Mais Nicolas Sarkozy n'est pas candidat au poste de premier secrétaire, et en plus il n'est pas socialiste. Parce que la situation est exceptionnelle, il prend des mesures exceptionnelles, mais sa vision à long terme n'est pas celle d'une société où l'État régirait tout, durablement et systématiquement.

C'est le danger qui guette les signataires des motions de Reims. Pousser le curseur plus à gauche, confusément et par opportunisme, parce que Nicolas Sarkozy a pris pied sur leurs terres. Et donner, une nouvelle fois, de fausses illusions au «peuple de gauche», qui s'y connaît en déceptions et en amertumes.

À ce jeu-là, Benoît Hamon a pris quelques longueurs d'avance. Mais Martine Aubry n'est pas en reste. Elle sait que les congrès socialistes, c'est d'abord une question de posture, où il est plutôt conseillé de malmener le principe de réalité. Alors, on la sent prête à en faire beaucoup à la tribune de Reims, et d'abord contre le chef de l'État. Prête aussi à justifier son alliance baroque avec Laurent Fabius et à ironiser sur Bertrand Delanoë qui, dans une fâcheuse erreur de timing, avait jugé opportun, en juin dernier, de s'appliquer à lui-même le qualificatif de «libéral».

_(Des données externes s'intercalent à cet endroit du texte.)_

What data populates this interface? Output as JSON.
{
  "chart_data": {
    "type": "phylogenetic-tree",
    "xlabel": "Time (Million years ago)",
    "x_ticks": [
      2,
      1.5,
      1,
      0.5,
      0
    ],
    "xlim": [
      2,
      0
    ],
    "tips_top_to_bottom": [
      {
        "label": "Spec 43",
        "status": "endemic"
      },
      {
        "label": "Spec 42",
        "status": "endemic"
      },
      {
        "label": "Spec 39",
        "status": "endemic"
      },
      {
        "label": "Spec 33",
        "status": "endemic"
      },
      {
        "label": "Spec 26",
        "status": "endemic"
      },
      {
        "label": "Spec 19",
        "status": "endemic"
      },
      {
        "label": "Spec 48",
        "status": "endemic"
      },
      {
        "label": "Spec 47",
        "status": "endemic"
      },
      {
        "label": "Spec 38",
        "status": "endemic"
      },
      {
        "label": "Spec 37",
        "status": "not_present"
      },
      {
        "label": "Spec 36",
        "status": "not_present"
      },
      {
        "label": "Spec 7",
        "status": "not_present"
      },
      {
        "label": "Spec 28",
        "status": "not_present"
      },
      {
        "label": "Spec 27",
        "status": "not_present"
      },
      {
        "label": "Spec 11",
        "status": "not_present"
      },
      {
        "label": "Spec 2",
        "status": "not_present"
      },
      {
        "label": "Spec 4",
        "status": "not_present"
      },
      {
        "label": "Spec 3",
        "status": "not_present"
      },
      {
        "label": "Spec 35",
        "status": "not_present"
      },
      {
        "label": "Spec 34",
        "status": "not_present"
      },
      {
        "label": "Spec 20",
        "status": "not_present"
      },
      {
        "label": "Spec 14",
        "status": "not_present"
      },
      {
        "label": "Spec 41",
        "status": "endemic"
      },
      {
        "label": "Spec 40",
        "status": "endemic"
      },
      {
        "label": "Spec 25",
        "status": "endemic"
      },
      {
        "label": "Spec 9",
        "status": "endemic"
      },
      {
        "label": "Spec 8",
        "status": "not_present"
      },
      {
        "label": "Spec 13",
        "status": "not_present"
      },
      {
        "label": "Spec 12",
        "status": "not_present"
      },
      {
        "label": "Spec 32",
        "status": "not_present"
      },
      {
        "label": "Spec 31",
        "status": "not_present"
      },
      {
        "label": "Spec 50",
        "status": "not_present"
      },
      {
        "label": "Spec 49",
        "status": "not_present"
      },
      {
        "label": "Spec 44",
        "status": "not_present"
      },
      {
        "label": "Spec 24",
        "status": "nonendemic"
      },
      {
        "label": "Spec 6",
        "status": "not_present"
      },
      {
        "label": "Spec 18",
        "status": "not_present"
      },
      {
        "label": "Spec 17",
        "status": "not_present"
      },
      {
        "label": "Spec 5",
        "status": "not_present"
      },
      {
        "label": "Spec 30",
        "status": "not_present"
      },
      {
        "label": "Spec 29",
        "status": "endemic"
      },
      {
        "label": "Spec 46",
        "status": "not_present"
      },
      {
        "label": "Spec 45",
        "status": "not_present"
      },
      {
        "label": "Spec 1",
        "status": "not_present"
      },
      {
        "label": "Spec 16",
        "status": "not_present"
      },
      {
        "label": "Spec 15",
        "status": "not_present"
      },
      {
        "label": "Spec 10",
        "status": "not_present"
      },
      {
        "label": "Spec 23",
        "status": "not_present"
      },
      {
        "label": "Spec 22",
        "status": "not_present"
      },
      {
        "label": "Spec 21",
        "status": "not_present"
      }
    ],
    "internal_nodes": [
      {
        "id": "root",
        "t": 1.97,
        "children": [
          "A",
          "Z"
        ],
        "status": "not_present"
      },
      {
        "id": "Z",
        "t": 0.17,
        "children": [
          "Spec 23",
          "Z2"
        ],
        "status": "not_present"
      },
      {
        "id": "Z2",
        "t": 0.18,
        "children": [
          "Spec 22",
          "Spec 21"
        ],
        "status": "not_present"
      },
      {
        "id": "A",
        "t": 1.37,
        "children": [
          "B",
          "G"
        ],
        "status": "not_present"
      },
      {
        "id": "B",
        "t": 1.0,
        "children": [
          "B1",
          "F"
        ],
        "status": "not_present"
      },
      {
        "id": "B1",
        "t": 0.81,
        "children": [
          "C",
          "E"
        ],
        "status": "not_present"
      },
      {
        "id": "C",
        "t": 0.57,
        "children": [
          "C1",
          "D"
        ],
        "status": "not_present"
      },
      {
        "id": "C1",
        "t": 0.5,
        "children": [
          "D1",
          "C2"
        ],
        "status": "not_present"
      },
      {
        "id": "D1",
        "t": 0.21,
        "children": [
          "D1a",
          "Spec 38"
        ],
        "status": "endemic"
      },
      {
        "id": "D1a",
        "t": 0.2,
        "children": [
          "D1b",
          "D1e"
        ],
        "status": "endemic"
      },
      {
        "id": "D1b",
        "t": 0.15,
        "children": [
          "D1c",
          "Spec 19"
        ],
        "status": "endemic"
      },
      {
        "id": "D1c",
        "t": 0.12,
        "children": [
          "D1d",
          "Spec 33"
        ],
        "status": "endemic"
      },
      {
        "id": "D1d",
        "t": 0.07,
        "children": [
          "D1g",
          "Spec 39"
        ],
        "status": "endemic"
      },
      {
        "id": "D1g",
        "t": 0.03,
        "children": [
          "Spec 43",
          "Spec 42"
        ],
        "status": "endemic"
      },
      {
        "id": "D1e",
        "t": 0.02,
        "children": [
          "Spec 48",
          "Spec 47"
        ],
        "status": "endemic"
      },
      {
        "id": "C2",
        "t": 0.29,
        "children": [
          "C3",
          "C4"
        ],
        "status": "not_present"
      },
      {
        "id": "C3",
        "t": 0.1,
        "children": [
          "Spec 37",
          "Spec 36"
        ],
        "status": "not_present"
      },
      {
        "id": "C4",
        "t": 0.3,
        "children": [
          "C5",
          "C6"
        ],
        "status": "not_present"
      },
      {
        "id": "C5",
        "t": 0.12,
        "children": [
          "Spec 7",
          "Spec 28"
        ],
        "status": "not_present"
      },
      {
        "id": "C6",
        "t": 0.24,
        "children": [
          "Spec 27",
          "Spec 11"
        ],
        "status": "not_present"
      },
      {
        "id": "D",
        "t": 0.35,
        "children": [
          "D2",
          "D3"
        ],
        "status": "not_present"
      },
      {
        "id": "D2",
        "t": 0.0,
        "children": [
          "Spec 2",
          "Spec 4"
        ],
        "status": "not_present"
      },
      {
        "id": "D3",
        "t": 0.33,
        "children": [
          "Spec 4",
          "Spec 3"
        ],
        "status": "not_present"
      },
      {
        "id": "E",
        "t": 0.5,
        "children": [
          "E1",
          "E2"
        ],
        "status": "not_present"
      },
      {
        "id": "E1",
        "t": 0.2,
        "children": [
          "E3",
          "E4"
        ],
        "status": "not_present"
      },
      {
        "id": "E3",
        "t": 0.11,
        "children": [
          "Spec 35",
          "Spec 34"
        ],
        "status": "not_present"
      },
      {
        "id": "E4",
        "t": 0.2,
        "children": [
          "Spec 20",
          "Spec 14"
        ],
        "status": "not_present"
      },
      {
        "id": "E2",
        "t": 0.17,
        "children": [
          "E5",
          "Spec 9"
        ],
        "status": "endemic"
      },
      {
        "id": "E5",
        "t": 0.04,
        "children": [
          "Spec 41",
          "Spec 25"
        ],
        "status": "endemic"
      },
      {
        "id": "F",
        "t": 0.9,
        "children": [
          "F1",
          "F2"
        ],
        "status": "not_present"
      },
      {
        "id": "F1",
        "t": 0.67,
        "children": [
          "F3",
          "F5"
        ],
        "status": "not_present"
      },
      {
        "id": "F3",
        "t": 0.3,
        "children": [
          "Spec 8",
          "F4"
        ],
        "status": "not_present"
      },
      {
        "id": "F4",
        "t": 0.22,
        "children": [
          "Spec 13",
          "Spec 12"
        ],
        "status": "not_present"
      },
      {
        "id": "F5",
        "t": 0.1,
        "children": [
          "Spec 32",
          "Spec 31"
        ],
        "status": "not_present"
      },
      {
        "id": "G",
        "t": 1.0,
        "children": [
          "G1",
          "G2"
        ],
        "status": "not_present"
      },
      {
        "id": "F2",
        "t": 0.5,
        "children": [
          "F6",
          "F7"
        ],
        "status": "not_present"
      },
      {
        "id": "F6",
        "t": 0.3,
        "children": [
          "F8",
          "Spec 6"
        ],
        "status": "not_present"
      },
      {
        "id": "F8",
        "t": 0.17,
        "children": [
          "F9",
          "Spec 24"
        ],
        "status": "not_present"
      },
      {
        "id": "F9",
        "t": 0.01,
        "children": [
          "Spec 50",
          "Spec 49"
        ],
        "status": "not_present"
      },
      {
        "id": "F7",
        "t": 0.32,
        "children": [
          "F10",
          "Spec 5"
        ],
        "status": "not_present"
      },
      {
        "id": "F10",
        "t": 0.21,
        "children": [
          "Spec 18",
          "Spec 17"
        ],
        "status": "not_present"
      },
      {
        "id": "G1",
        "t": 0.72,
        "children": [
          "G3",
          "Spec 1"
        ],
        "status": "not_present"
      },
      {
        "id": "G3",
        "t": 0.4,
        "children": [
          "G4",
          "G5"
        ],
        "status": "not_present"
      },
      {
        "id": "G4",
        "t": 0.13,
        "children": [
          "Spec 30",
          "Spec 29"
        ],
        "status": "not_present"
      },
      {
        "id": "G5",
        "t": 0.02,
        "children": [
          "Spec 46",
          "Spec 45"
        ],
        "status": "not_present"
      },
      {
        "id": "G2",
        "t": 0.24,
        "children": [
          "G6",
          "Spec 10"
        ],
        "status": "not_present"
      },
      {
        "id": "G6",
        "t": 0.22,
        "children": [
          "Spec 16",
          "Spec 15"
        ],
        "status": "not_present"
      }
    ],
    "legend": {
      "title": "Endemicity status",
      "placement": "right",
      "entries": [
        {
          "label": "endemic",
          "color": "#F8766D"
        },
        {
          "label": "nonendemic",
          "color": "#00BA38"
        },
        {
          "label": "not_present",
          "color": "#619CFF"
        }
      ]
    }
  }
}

Que n'avait-il pas dit ! Depuis, le maire de Paris, présenté comme le favori, s'est «justifié» auprès de ses camarades, mais chacun sent bien que le mot qui fâche pourrait faire la différence en sa défaveur.Et puis, il y a Ségolène Royal. Où est-elle ? Personne ne sait très bien. Elle était un peu à droite du PS, mais ces derniers jours, lorsqu'il s'agit de s'attaquer à Nicolas Sarkozy, à sa prétendue «connivence» avec les banquiers, elle sait doubler ses amis sur leur gauche. Comme Aubry et Delanoë, elle peaufine ses arguments pour prouver qu'elle est à des années-lumière de la nouvelle politique voulue par le chef de l'État. Bref, Nicolas Sarkozy risque d'être l'acteur principal du congrès de Reims. Le phénomène n'est pas nouveau. Depuis son élection, il hante et malmène le vieux parti d'Épinay, l'obligeant à s'adapter tant bien que mal à l'évolution du monde. La crise financière aurait pu donner un nouvel espace au PS, mais Nicolas Sarkozy s'y est installé. Depuis, les camarades retravaillent leur motion.